There were two diametrically opposed male stereotypes that had been around forever. The dumb jock stereotype. And the brilliant, socially awkward, unattractive, uncoordinated geek—with bad eyesight—stereotype.
And while there were endless counterexamples, in Altschuler’s experience, these stereotypes were stereotypes for a reason. It seemed to him they had an evolutionary basis—at least somewhat. Every male was competing for mates. The most successful passed down their genes to numerous offspring, ensuring their traits would survive. Strong, handsome, tall, athletic men didn’t need any other redeeming qualities to find a mate. Mates found
them
. If they were brilliant this was just a bonus.
But if you didn’t possess these positive physical traits, being very bright could compensate—at least to some degree. You could use this intellect to accumulate wealth and power, which were also appealing to a mate, ensuring the spread of these characteristics to future generations.

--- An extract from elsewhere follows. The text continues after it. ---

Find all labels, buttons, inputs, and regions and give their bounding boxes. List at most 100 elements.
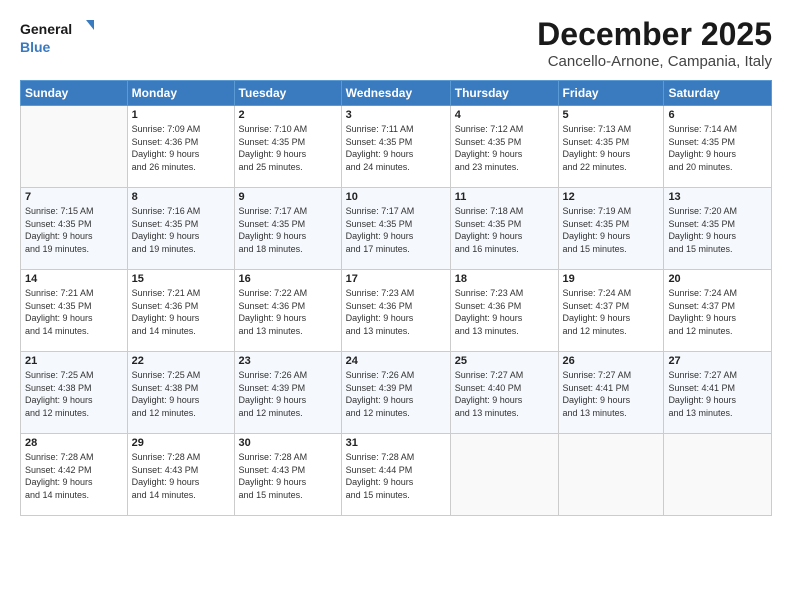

Altschuler lifted a piece of his meat lovers pizza, which was spewing irresistible aroma molecules into the air around him like lava from Mount Vesuvius, and tore off a large bite. He finished shoving the entire piece into his mouth without once taking his eyes from the large monitor in front of him, covered with the complex computer code he had been writing.
The progress he had been making this year was nothing short of
stunning
. He felt sure that Theia Labs was on the verge of any number of revolutionary, world-changing breakthroughs, which his boss and Theia’s CEO, Kelvin Gray, continued to insist they sit on for inexplicable reasons.
Gray, who stomped all over the geek stereotype by being a triple threat: handsome, charismatic,
and
brilliant, had recruited Altschuler only three years out of MIT, luring him away from Intel by making him a financial offer he couldn’t refuse. One that easily outdistanced even the most aggressive offer he had received from other global electronics, computer, and Internet behemoths. In just a year, Altschuler had built a nest egg that he might not have managed in three years at his previous job. Another few years and he’d have the house on the beach, the Lamborghini, and everything else he needed to signal to women that he was loaded.
The irony, of course, was that the only girl he really wanted, Heather Zambrana, wasn’t the type to be impressed by wealth. Which was one of the many reasons he liked her so much. She was a few years older than he was, reported to him, and although better looking for a woman than he was for a man, was a certifiable geek, just like him. But unless she left the company there was no way for him to even ask her out, which was maddening, but also a great relief to his inner insecure geek, who was sure she would reject him anyway.